Dans la deuxième moitié des années 1980, les productions s'enrichissent encore avec
le développement et la démocratisation des samplers. Les producteurs se mettent à travailler de la même manière que les DJs le font avec leurs platines, en assemblant des breaks et de courtes mélodies. Pour exemple des morceaux devenus cultes tel que
Eric B for President (1986) d'Eric & Rakim, révolutionnant la pratique du sampling.
« La technologie de l'échantillonnage a commencé à dominer la production de musique électronique dès la fin des années 1980. La montée en puissance du sampling de haute qualité fit de n'importe quelle bribe sonore un instrument de musique potentiel.[…]
Les producteurs se mirent à travailler de la même façon que les DJ, et à plonger dans leurs stocks de disques à la recherche de matériaux. »6
Ces innovations sont très représentatives de la façon dont évolue alors le hip-hop durant les années 1990, souvent considérées comme l'âge d'or du hip-hop et surtout du rap.
Le sampling se répand et devient la technique la plus utilisée. On constate notamment, par le biais du sample, un retour aux sonorités jazz et soul (les influences electro et techno se perdent).
Les productions en studio prennent le pas sur les performances live des DJs.
La culture hip-hop explose à l'échelle mondiale, se médiatise et devient un des styles musicaux les plus écoutés. On assiste à une avalanche de rappers, groupes et producteurs célèbres et doués (tout s'est largement perfectionné et professionnalisé depuis les débuts), venants notamment des États-Unis, oscillant entre East et West Coast. Dr Dre, DJ Premier, Pete Rock, Jazzy Jeff, Muggs, RZA, Q-Tip, Necro, MF Doom, Madlib, Puff Daddy… pour les producteurs ; et Nas, Tupac, Snoop Dogg, Biggie, KRS One, Rakim, Jay Z, NWA, Ice Cube, Kool G Rap, Wu-Tang Clan, Guru, Public Enemy, Mobb Deep, Big L… pour les rappers.
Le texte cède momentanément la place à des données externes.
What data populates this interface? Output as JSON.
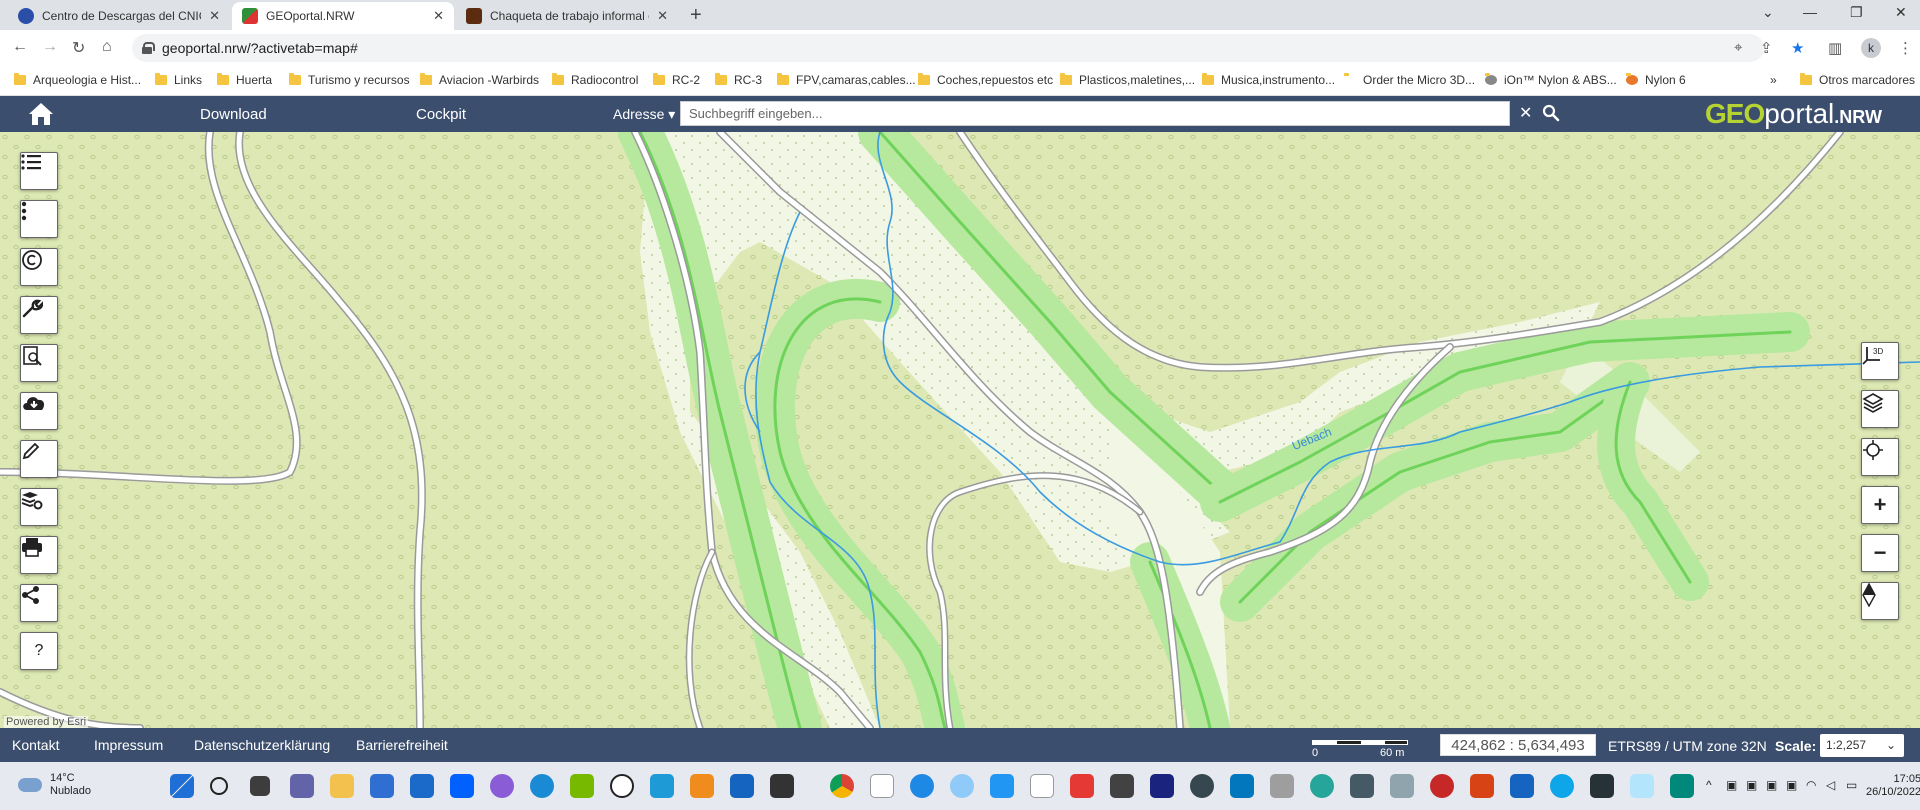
{
  "browser": {
    "tabs": [
      {
        "title": "Centro de Descargas del CNIG (IGN)",
        "active": false,
        "favicon_color": "#2b4fa8"
      },
      {
        "title": "GEOportal.NRW",
        "active": true,
        "favicon_color": "#2f8f3a"
      },
      {
        "title": "Chaqueta de trabajo informal cálida",
        "active": false,
        "favicon_color": "#5b2c10"
      }
    ],
    "new_tab": "+",
    "url": "geoportal.nrw/?activetab=map#",
    "profile_initial": "k",
    "bookmarks": [
      {
        "label": "Arqueologia e Hist..."
      },
      {
        "label": "Links"
      },
      {
        "label": "Huerta"
      },
      {
        "label": "Turismo y recursos"
      },
      {
        "label": "Aviacion -Warbirds"
      },
      {
        "label": "Radiocontrol"
      },
      {
        "label": "RC-2"
      },
      {
        "label": "RC-3"
      },
      {
        "label": "FPV,camaras,cables..."
      },
      {
        "label": "Coches,repuestos etc"
      },
      {
        "label": "Plasticos,maletines,..."
      },
      {
        "label": "Musica,instrumento..."
      },
      {
        "label": "Order the Micro 3D..."
      },
      {
        "label": "iOn™ Nylon & ABS..."
      },
      {
        "label": "Nylon 6"
      }
    ],
    "more_bookmarks": "»",
    "other_bookmarks": "Otros marcadores"
  },
  "app": {
    "nav": {
      "download": "Download",
      "cockpit": "Cockpit"
    },
    "search": {
      "scope": "Adresse ▾",
      "placeholder": "Suchbegriff eingeben..."
    },
    "logo": {
      "geo": "GEO",
      "portal": "portal",
      "nrw": ".NRW"
    },
    "left_tools": [
      "list-icon",
      "more-icon",
      "copyright-icon",
      "wrench-icon",
      "search-document-icon",
      "download-icon",
      "pencil-icon",
      "layers-settings-icon",
      "printer-icon",
      "share-icon",
      "help-icon"
    ],
    "help_label": "?",
    "right_tools": [
      "3d-view-icon",
      "layers-icon",
      "locate-icon",
      "zoom-in-icon",
      "zoom-out-icon",
      "compass-icon"
    ],
    "right_tool_labels": {
      "zoom_in": "+",
      "zoom_out": "−"
    },
    "map": {
      "attribution": "Powered by Esri",
      "creek_name": "Uebach"
    },
    "footer": {
      "links": [
        "Kontakt",
        "Impressum",
        "Datenschutzerklärung",
        "Barrierefreiheit"
      ],
      "scale_bar": {
        "start": "0",
        "end": "60 m"
      },
      "coordinates": "424,862 : 5,634,493",
      "crs": "ETRS89 / UTM zone 32N",
      "scale_label": "Scale:",
      "scale_value": "1:2,257",
      "scale_chevron": "⌄"
    }
  },
  "taskbar": {
    "weather": {
      "temp": "14°C",
      "condition": "Nublado"
    },
    "clock": {
      "time": "17:05",
      "date": "26/10/2022"
    }
  },
  "colors": {
    "header_bg": "#3c4e6d",
    "map_bg": "#dde8b4",
    "green_band": "#6fd35a",
    "road": "#ffffff",
    "water": "#3a9be0",
    "logo_geo": "#b6d334"
  }
}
Très vite, face à cette émergence de la culture rap, les DJs (alors éclipsés) vont réagir
et vouloir revenir sur le devant de la scène. Ils remettent au goût du jour l'utilisation des platines comme leurs précurseurs le faisaient et lui donnent le nom de turntablism, terme inventé par DJ Babu en 1995, pour qui « le turntablist est une personne qui utilise des platines non pour jouer des disques mais pour manipuler le son et créer de la musique. »7
Les artistes du turntablism décident alors de se passer des rappers et de sortir des disques quasi instrumentaux où ils étendent leurs techniques et leur inventivité.
En 1995 sort Return of the DJ, compilation réunissant la crème de ce courant : Qbert, Invisibl Skratch Piklz, Beat Junkies, Babu, Rob Swift, Mixmaster Mike, Cut Chemist, Peanut Butter Wolf…
La virtuosité technique et les jongleries vinyliques deviennent impressionnantes et ces acteurs repoussent sans cesse les possibilités à tel point que Grandmaster Flash n'aurait pu les prévoir.
Ils vont alors autant œuvrer pour cette pratique de turntablism en performant en live des mixes sur leurs platines, qu'en studio où ils produisent à partir de cet outil auquel ils adjoignent un sampler (ils samplent ainsi directement à partir de leurs vinyles des boucles qu'ils manipulent autant qu'ils veulent par la suite).
L'album Endtroducing (1996), de DJ Shadow, représente l'apothéose de cette discipline. C'est le premier album à être entièrement composé de samples prélevés à l'aide d'un sampler, d'une platine et d'une inépuisable collection de disques. Il puise dans de nombreuses sources et les assemble d'une manière proche de la perfection, effaçant
leurs limites et fondant le tout dans un disque homogène, aux rythmes lents et aux mélodies raffinées.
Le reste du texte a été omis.